A WE.ME é uma startup de bijuterias impressas em 3D, baseada no conceito de Wearable Memories, em que o usuário pode inserir memórias afetivas em todos os acessórios.

Através de um e-commerce, o cliente pode tanto comprar pulseiras, brincos, anéis e outras peças de um catálogo como confeccionar e personalizar itens, seja pelo tamanho, cor ou até com a inclusão de iniciais.

A designer de moda Beatriz Barbosa, de 22 anos, é a fundadora do empreendimento, que prima pela sustentabilidade. Segundo ela, a WE.ME começa a ser gestada após uma viagem ao exterior, quando se deparou in loco com a alta quantidade de resíduos forjados pela indústria da moda.

“A ideia da We.Me surgiu de uma viagem que eu fiz para a Índia, no final de 2015, quando eu fui fazer trabalho social, que não era voltado para o design de moda. Eu morei numa favela durante 45 dias e consegui perceber como o design de moda impacta a vida das pessoas que moram lá”, explica Beatriz.

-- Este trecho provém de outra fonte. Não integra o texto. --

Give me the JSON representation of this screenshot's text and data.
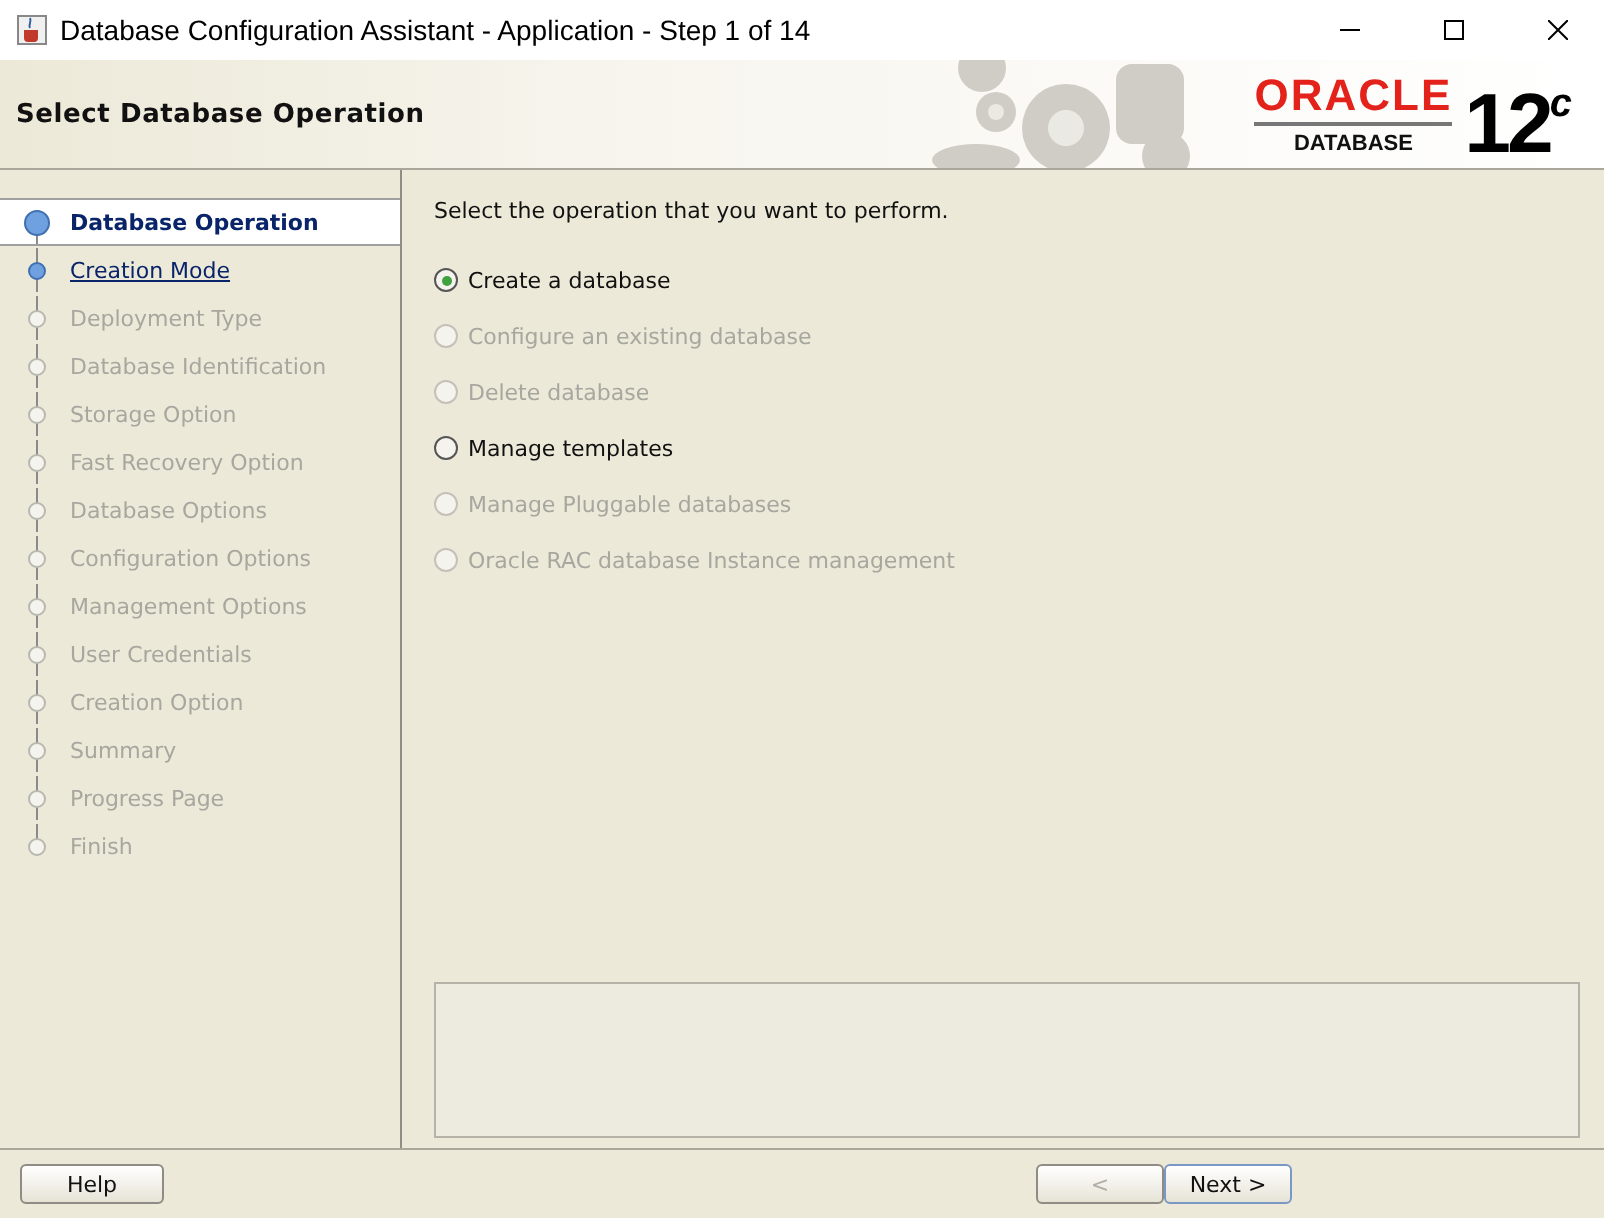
{
  "window": {
    "title": "Database Configuration Assistant - Application - Step 1 of 14"
  },
  "header": {
    "title": "Select Database Operation",
    "logo": {
      "brand": "ORACLE",
      "product": "DATABASE",
      "version": "12$^{c}$"
    }
  },
  "steps": [
    {
      "label": "Database Operation",
      "selected": true,
      "disabled": false
    },
    {
      "label": "Creation Mode",
      "selected": false,
      "disabled": false
    },
    {
      "label": "Deployment Type",
      "selected": false,
      "disabled": true
    },
    {
      "label": "Database Identification",
      "selected": false,
      "disabled": true
    },
    {
      "label": "Storage Option",
      "selected": false,
      "disabled": true
    },
    {
      "label": "Fast Recovery Option",
      "selected": false,
      "disabled": true
    },
    {
      "label": "Database Options",
      "selected": false,
      "disabled": true
    },
    {
      "label": "Configuration Options",
      "selected": false,
      "disabled": true
    },
    {
      "label": "Management Options",
      "selected": false,
      "disabled": true
    },
    {
      "label": "User Credentials",
      "selected": false,
      "disabled": true
    },
    {
      "label": "Creation Option",
      "selected": false,
      "disabled": true
    },
    {
      "label": "Summary",
      "selected": false,
      "disabled": true
    },
    {
      "label": "Progress Page",
      "selected": false,
      "disabled": true
    },
    {
      "label": "Finish",
      "selected": false,
      "disabled": true
    }
  ],
  "prompt": "Select the operation that you want to perform.",
  "operations": [
    {
      "label": "Create a database",
      "selected": true,
      "disabled": false
    },
    {
      "label": "Configure an existing database",
      "selected": false,
      "disabled": true
    },
    {
      "label": "Delete database",
      "selected": false,
      "disabled": true
    },
    {
      "label": "Manage templates",
      "selected": false,
      "disabled": false
    },
    {
      "label": "Manage Pluggable databases",
      "selected": false,
      "disabled": true
    },
    {
      "label": "Oracle RAC database Instance management",
      "selected": false,
      "disabled": true
    }
  ],
  "buttons": {
    "help": {
      "label": "Help"
    },
    "back": {
      "label": "<",
      "disabled": true
    },
    "next": {
      "label": "Next >",
      "disabled": false
    }
  }
}
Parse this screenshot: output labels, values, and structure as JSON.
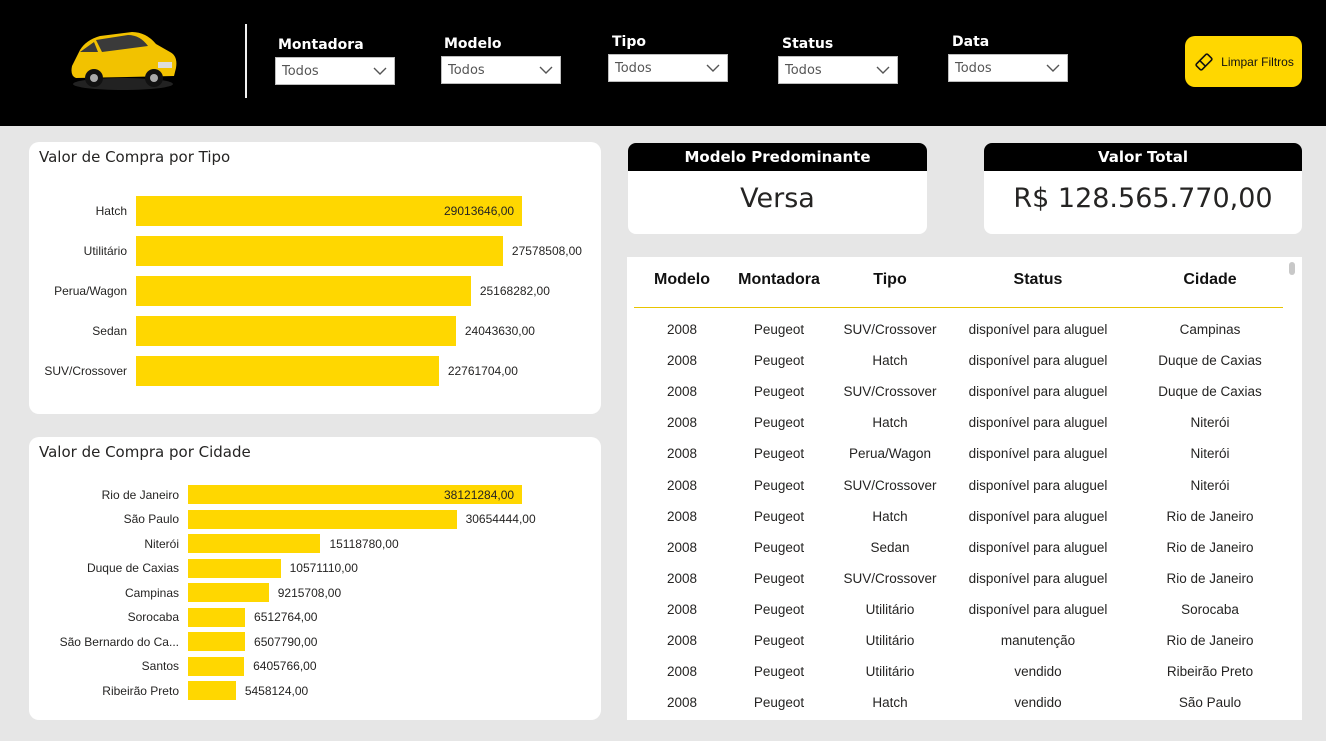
{
  "header": {
    "filters": [
      {
        "label": "Montadora",
        "value": "Todos"
      },
      {
        "label": "Modelo",
        "value": "Todos"
      },
      {
        "label": "Tipo",
        "value": "Todos"
      },
      {
        "label": "Status",
        "value": "Todos"
      },
      {
        "label": "Data",
        "value": "Todos"
      }
    ],
    "clear_button": "Limpar Filtros"
  },
  "colors": {
    "accent": "#ffd700",
    "header_bg": "#000000",
    "page_bg": "#e6e6e6"
  },
  "chart_tipo": {
    "title": "Valor de Compra por Tipo",
    "chart_data": {
      "type": "bar",
      "orientation": "horizontal",
      "categories": [
        "Hatch",
        "Utilitário",
        "Perua/Wagon",
        "Sedan",
        "SUV/Crossover"
      ],
      "values": [
        29013646.0,
        27578508.0,
        25168282.0,
        24043630.0,
        22761704.0
      ],
      "labels": [
        "29013646,00",
        "27578508,00",
        "25168282,00",
        "24043630,00",
        "22761704,00"
      ]
    }
  },
  "chart_cidade": {
    "title": "Valor de Compra por Cidade",
    "chart_data": {
      "type": "bar",
      "orientation": "horizontal",
      "categories": [
        "Rio de Janeiro",
        "São Paulo",
        "Niterói",
        "Duque de Caxias",
        "Campinas",
        "Sorocaba",
        "São Bernardo do Ca...",
        "Santos",
        "Ribeirão Preto"
      ],
      "values": [
        38121284.0,
        30654444.0,
        15118780.0,
        10571110.0,
        9215708.0,
        6512764.0,
        6507790.0,
        6405766.0,
        5458124.0
      ],
      "labels": [
        "38121284,00",
        "30654444,00",
        "15118780,00",
        "10571110,00",
        "9215708,00",
        "6512764,00",
        "6507790,00",
        "6405766,00",
        "5458124,00"
      ]
    }
  },
  "kpi_modelo": {
    "title": "Modelo Predominante",
    "value": "Versa"
  },
  "kpi_total": {
    "title": "Valor Total",
    "value": "R$ 128.565.770,00"
  },
  "table": {
    "columns": [
      "Modelo",
      "Montadora",
      "Tipo",
      "Status",
      "Cidade"
    ],
    "rows": [
      [
        "2008",
        "Peugeot",
        "SUV/Crossover",
        "disponível para aluguel",
        "Campinas"
      ],
      [
        "2008",
        "Peugeot",
        "Hatch",
        "disponível para aluguel",
        "Duque de Caxias"
      ],
      [
        "2008",
        "Peugeot",
        "SUV/Crossover",
        "disponível para aluguel",
        "Duque de Caxias"
      ],
      [
        "2008",
        "Peugeot",
        "Hatch",
        "disponível para aluguel",
        "Niterói"
      ],
      [
        "2008",
        "Peugeot",
        "Perua/Wagon",
        "disponível para aluguel",
        "Niterói"
      ],
      [
        "2008",
        "Peugeot",
        "SUV/Crossover",
        "disponível para aluguel",
        "Niterói"
      ],
      [
        "2008",
        "Peugeot",
        "Hatch",
        "disponível para aluguel",
        "Rio de Janeiro"
      ],
      [
        "2008",
        "Peugeot",
        "Sedan",
        "disponível para aluguel",
        "Rio de Janeiro"
      ],
      [
        "2008",
        "Peugeot",
        "SUV/Crossover",
        "disponível para aluguel",
        "Rio de Janeiro"
      ],
      [
        "2008",
        "Peugeot",
        "Utilitário",
        "disponível para aluguel",
        "Sorocaba"
      ],
      [
        "2008",
        "Peugeot",
        "Utilitário",
        "manutenção",
        "Rio de Janeiro"
      ],
      [
        "2008",
        "Peugeot",
        "Utilitário",
        "vendido",
        "Ribeirão Preto"
      ],
      [
        "2008",
        "Peugeot",
        "Hatch",
        "vendido",
        "São Paulo"
      ]
    ]
  }
}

“A Índia tem uma das maiores concentrações de toda a produção têxtil do mundo. E eu comecei a ver todo esse lixo gerado pela indústria da moda diretamente na vida das pessoas, dentro da casa delas, nas ruas que elas moravam”, complementa.

Ao retornar ao Brasil, a jovem, que ainda estava na graduação, fez uma reflexão definitiva sobre seu futuro: trabalhar em uma indústria que causa mazelas na vida daquelas famílias indianas (e de outros países) ou buscar uma alternativa sustentável?

“Na impressão 3D, tudo o que se produz é a própria peça, é um tipo manufatura aditiva. Não tem rebarba, não tem que refilar, não tem que lixar nada. A peça já sai prontinha”, diz.

Beatriz destaca a persistência como um dos elementos fundamentais para empreender. “Criatividade é você pegar um monte de problema e conseguir ressignificar em uma coisa diferente, nova, que seja legal para você”, conclui.